Pour Strausz-Hupé, la mission des Etats-Unis est d’enterrer les Etats-nations et de guider les peuples vers des unions plus larges. Un ordre universel peut être ainsi établi au centre duquel se trouve le bienveillant empire américain. Durant la Guerre froide, il propose même que l’OTAN se transforme en une organisation supranationale, une fois la dissolution de l’UEO prononcée.

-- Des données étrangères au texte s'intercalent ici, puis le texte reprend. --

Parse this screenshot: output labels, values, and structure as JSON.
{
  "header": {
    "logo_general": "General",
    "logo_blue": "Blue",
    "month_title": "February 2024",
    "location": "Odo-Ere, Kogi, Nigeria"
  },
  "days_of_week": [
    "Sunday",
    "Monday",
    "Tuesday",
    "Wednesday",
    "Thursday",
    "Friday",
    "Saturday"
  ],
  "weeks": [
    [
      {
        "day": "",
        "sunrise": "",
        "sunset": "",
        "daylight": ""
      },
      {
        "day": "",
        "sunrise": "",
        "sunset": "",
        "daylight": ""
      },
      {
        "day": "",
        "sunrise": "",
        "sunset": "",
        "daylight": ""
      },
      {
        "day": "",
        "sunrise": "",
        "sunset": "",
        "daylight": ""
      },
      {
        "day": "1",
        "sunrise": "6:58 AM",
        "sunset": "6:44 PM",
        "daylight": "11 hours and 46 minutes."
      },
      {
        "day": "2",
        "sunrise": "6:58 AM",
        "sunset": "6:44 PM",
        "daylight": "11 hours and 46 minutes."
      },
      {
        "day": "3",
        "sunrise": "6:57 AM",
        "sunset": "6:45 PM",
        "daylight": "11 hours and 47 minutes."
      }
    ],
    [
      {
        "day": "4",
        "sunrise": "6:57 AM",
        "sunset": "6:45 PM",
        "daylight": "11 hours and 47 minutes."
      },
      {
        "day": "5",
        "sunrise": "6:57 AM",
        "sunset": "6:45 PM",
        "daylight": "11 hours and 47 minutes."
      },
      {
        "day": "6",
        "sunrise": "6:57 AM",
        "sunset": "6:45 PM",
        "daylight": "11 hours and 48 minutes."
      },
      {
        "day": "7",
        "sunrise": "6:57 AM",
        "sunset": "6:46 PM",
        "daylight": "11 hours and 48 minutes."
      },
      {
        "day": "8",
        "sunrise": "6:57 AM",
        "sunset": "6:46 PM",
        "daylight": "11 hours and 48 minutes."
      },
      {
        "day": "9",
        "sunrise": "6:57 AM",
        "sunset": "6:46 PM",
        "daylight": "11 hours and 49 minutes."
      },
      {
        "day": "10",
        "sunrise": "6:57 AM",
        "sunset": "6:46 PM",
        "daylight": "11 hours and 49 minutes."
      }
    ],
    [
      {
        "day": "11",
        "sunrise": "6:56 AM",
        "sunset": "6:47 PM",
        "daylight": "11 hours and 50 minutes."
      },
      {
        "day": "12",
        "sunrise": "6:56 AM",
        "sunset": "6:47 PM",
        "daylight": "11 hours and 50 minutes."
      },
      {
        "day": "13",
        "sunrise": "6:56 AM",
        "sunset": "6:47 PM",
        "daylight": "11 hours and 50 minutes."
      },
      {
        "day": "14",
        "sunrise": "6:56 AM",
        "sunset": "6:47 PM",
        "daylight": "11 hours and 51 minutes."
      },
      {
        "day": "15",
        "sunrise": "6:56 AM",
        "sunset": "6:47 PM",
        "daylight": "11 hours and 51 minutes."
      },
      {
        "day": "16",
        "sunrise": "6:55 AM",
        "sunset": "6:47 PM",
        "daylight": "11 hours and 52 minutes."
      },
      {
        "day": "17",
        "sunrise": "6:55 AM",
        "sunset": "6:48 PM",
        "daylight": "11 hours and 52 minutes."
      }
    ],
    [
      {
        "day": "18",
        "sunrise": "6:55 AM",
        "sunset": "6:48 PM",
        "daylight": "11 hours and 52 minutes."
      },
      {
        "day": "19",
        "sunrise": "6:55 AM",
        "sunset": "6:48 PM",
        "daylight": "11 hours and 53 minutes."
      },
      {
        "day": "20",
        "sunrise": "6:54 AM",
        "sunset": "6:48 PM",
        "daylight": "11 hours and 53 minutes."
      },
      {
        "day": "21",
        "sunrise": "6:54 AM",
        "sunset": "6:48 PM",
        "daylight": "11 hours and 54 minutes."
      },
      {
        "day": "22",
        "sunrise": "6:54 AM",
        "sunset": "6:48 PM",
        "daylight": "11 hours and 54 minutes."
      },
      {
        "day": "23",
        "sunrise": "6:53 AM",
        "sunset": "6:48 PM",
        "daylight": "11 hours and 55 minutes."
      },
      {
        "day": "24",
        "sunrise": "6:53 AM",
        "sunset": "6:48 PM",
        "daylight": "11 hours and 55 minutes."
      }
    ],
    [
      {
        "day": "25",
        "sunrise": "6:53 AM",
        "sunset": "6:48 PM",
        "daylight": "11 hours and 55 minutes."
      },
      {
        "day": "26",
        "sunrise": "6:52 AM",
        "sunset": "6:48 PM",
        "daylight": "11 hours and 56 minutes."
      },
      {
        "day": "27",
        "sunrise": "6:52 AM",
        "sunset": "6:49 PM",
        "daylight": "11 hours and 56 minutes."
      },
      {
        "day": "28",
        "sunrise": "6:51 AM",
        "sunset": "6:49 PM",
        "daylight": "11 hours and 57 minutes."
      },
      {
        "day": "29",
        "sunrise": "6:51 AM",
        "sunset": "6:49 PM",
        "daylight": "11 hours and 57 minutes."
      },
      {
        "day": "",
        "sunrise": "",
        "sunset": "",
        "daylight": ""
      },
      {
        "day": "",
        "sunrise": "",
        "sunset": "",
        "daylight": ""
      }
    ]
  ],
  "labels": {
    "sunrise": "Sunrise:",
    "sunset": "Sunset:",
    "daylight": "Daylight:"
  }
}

Strausz-Hupé et la plupart de ses prédécesseurs ont défendu une politique réaliste en matière de relations internationales.

Pour approfondir cet éclairage, on se référera à la bibliographie générale et à la mise au point de Ph.Braillard, M.Reza-Djalili, Les relations internationales, PUF, QSJ, 2016.

Pour les réalistes, les relations internationales, qui conditionnent la géopolitique, doivent être envisagées de manière très large (relations entre Etats et entre d’autres acteurs). Plusieurs paradigmes (réalistes, de l’interdépendance, de l’impérialisme etc.) guident l’organisation de ces relations ; ceux-ci ne sont jamais mis en œuvre de manière absolue et sont en réalité complémentaires. Par ailleurs, la politique étrangère s’insère désormais partout (y compris dans la politique intérieure des Etats) et aucun Etat ne peut plus cacher sa politique intérieure, en particulier depuis le développement accéléré des « réseaux sociaux ». Les déterminants de la politique étrangère sont donc à la fois internes et externes.

Origine ; l’école réaliste trouverait son origine dans l’antiquité (Thucydide), puis l’époque moderne (Hobbes). Elle défend la théorie de l’équilibre des puissances (soutenu également par Hume, Leibniz) ; un équilibre capital pour la sécurité. L’Etat est en effet souverain en tant que sa sécurité dépend de lui seul si bien que les réalistes tendent à sous-estimer les autres acteurs que les Etats.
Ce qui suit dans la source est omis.